Located in a major metropolitan center of culture, politics and economics, USC College can offer real-world learning experiences in a variety of world-class institutions.
For example, many College students have the opportunity to conduct research at the famous Huntington Library or Getty Center through the USC-Huntington Early Modern Studies Institute and the Huntington-USC Institute on California and the West.
The Natural History Museum is a major research institution where students are paid to work and learn. Founded in 1913, the museum is a national leader in research, exhibition and education. It’s the largest museum in the western United States, with collections including 35 million specimens and artifacts, some as old as 4.5 billion years.
Research is conducted in fields from archaeology to mineralogy, and from malacology (the study of mollusks) to vertebrate paleontology. Work-study students also have jobs in other museum departments such as human resources, education or marketing.
At the museum, Rai wore rubber gloves and carefully pinched with forceps a sponge specimen from a large jar and placed it into a small plastic tube. She was handling Thieleia rubiginosa, one of 5,000 known modern species of sponges. The sample had been collected in Ensenada in Baja California during a 1936 expedition.

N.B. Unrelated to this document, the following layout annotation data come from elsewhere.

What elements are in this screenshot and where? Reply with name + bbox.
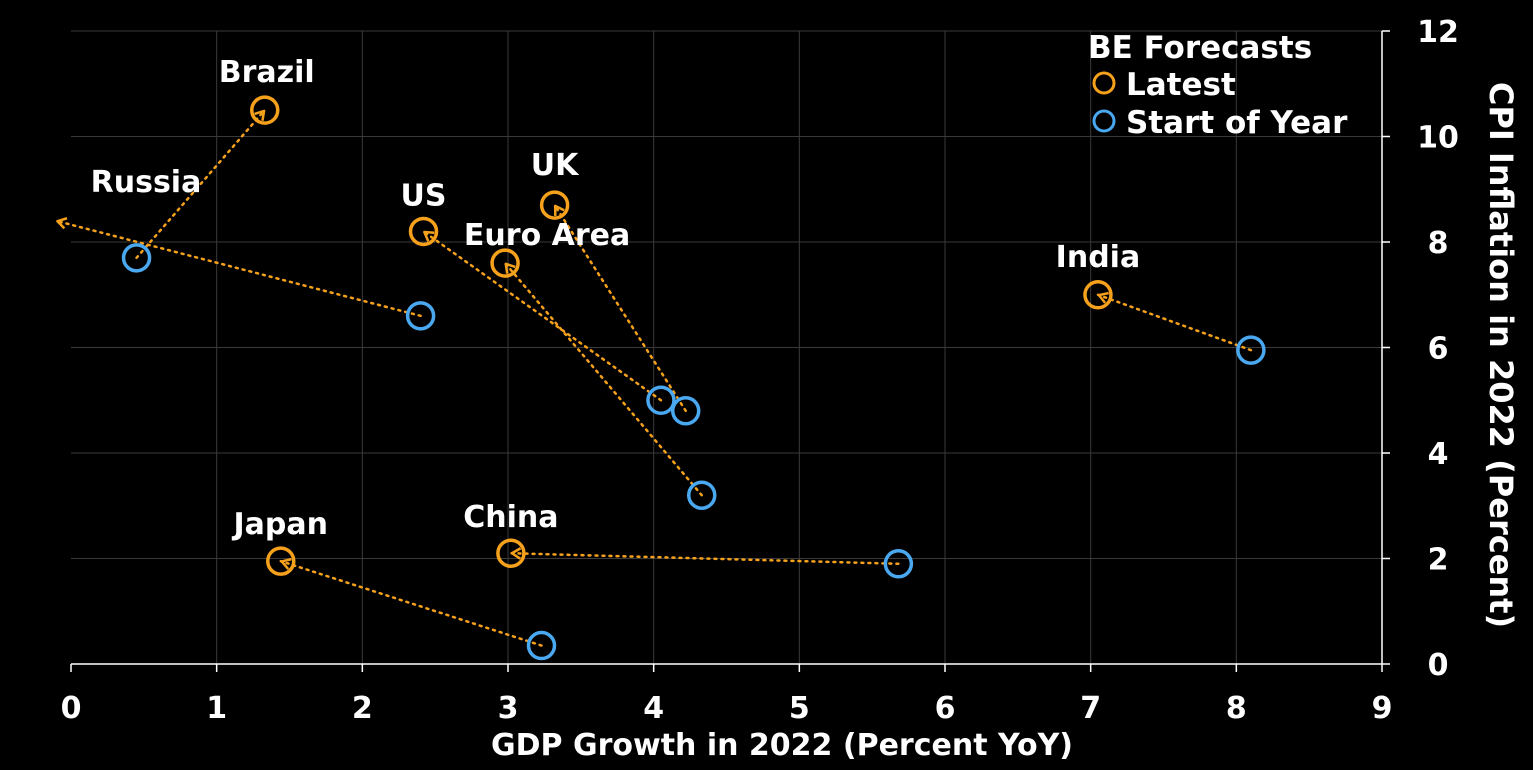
legend-marker-latest <box>1092 71 1116 95</box>
labels: Brazil Russia US UK Euro Area India China Japan <box>91 55 1141 542</box>
x-tick-label: 7 <box>1080 691 1101 726</box>
point-latest-china <box>496 538 526 568</box>
legend-title: BE Forecasts <box>1088 30 1312 66</box>
y-tick-label: 12 <box>1417 15 1459 50</box>
points <box>121 95 1266 661</box>
arrowhead-india <box>1097 291 1109 304</box>
point-latest-us <box>408 216 439 247</box>
point-start-russia <box>405 301 436 331</box>
arrow-india <box>1096 293 1253 352</box>
point-start-us <box>646 385 676 415</box>
legend-label-latest: Latest <box>1126 67 1236 103</box>
y-tick-label: 2 <box>1428 543 1449 578</box>
point-latest-india <box>1083 280 1113 310</box>
point-latest-uk <box>539 190 570 220</box>
y-tick-label: 0 <box>1428 648 1449 683</box>
x-tick-label: 2 <box>352 691 373 726</box>
point-start-china <box>883 549 914 579</box>
point-latest-euro-area <box>490 248 520 278</box>
x-tick-label: 3 <box>498 691 519 726</box>
arrowhead-brazil <box>254 109 266 121</box>
label-brazil: Brazil <box>219 55 315 90</box>
arrowhead-euro-area <box>504 262 516 274</box>
y-tick-label: 6 <box>1428 332 1449 367</box>
arrowhead-china <box>510 547 522 560</box>
label-uk: UK <box>531 148 580 183</box>
x-axis-title: GDP Growth in 2022 (Percent YoY) <box>491 728 1073 763</box>
label-euro-area: Euro Area <box>464 218 630 253</box>
legend: BE Forecasts Latest Start of Year <box>1088 30 1348 141</box>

A researcher in Mazatlán writing a paper about marine life along the Mexican coast had asked to borrow a piece of the rare sample. Rai was extracting a small yet precious piece to be delivered by hand to Tucson then picked up and taken to Mazatlán.
“It’s a good feeling to know that we’re helping researchers and professors from all over the world develop new knowledge about marine life,” Rai said.
College alumni who participated in the museum’s work-study program credit the real-world experience for helping them to obtain work once they graduated.
Jennifer McCard, 22, worked at the museum her entire undergraduate career as an environmental studies major. Minoring in international relations, she graduated in December 2006.
After graduation she returned home to Soldotna, Alaska, and was hired by the Kenai Watershed Forum, a nonprofit organization dedicated to maintaining water quality on the Kenai Peninsula.
“The databasing skills I learned at the museum were the reason they hired me,” she said. “The hands-on experience really added to my education because it was so different from what I was doing in the classroom.”
Regina Wetzer, director of the museum’s Marine Biology Biodiversity Processing Center and research scientist in the crustacea division, said she cherishes the students and their help.
“They are wonderfully energetic and bright students,” said Wetzer, also an adjunct professor in the College. “I don’t know how we would function without them.”